Is the Water Safe in Atlanta, GA?
The 1 public water system serving Atlanta, Georgia (population 1,089,893) average a Water Safety Score of 10/100, with a worst grade of F. These systems have 5 health-based violations and 5 contaminant exceedances on record.
Safety & Violations
| Metric | Value |
|---|---|
| Average Safety Score | 10/100 (F worst) |
| Public Water Systems | 1 |
| Population Served | 1,089,893 |
| Health Violations | 5 |
| Monitoring Violations | 0 |
| Contaminant Exceedances | 5 |
| Enforcement Actions | 20 |
Contaminants Detected in Atlanta
| Contaminant | Detected | EPA Limit (MCL) | Status |
|---|---|---|---|
| Haloacetic Acids (HAA5) | 0.062 mg/l | 60 mg/l | Exceeds limit |
| Total Trihalomethanes | 0.081 mg/l | 80 mg/l | Exceeds limit |
| Total Coliform (TCR) | 2.5 % positive | 5 % positive | Within limit |
Detected levels are the highest reported across Atlanta systems for each contaminant. MCL = EPA Maximum Contaminant Level, the legal safety ceiling. Source: EPA SDWIS monitoring data.
Frequently Asked Questions
The 1 public water system serving Atlanta, Georgia (population 1,089,893) average a Water Safety Score of 10/100, with a worst grade of F. These systems have 5 health-based violations and 5 contaminant exceedances on record.
Monitoring data for Atlanta, Georgia shows 3 distinct contaminants detected in the public water supply — Haloacetic Acids (HAA5), Total Trihalomethanes, Total Coliform (TCR). Of these, 2 exceeded the EPA Maximum Contaminant Level.
Atlanta, Georgia is served by 1 public water system, together supplying water to roughly 1,089,893 people. The worst safety grade among them is F.
Yes. 2 contaminants exceeded the EPA Maximum Contaminant Level (MCL) in Atlanta: Haloacetic Acids (HAA5), Total Trihalomethanes.
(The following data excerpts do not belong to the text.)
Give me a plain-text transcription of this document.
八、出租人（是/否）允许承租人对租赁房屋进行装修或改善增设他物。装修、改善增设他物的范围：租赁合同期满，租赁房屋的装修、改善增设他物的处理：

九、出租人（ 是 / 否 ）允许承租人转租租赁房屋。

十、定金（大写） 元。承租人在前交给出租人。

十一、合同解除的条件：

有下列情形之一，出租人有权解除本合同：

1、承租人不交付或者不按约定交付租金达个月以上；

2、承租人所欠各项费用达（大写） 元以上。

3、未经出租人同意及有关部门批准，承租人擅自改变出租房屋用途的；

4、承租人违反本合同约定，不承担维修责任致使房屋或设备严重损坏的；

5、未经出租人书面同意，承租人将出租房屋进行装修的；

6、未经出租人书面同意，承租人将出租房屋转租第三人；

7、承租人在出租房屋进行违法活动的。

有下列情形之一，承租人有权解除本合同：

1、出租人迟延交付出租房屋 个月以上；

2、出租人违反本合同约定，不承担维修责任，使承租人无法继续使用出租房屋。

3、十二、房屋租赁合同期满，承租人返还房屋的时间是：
An exceedance means a detected level was higher than the legal safety limit at least once during monitoring.
The Water Safety Score (0-100, graded A-F) weighs health-based violations (40%), contaminant exceedances (30%), enforcement history (20%), and monitoring violations (10%), using EPA Safe Drinking Water Information System (SDWIS) data from the last 10 years.
Request your utility's annual Consumer Confidence Report (CCR), consider an independent test from a state-certified lab, and use an NSF-certified filter targeting any contaminant of concern. For lead specifically, run cold water 30 seconds before drinking.
More about Atlanta
The 1 public water system serving Atlanta, Georgia (population 1,089,893) average a Water Safety Score of 10/100, with a worst grade of F. These systems have 5 health-based violations and 5 contaminant exceedances on record.
The data source behind this answer is the EPA Safe Drinking Water Information System (SDWIS). Every figure on the page traces back to that source; the methodology page describes the inputs and the refresh cadence in full detail.
A practical caveat: the headline answer above reflects the most recent the EPA Safe Drinking Water Information System (SDWIS) vintage; underlying data is often revised for months after first publication, and the right reference for any specific decision is whichever vintage is current at the time of the decision. The as-of date is stamped on every page.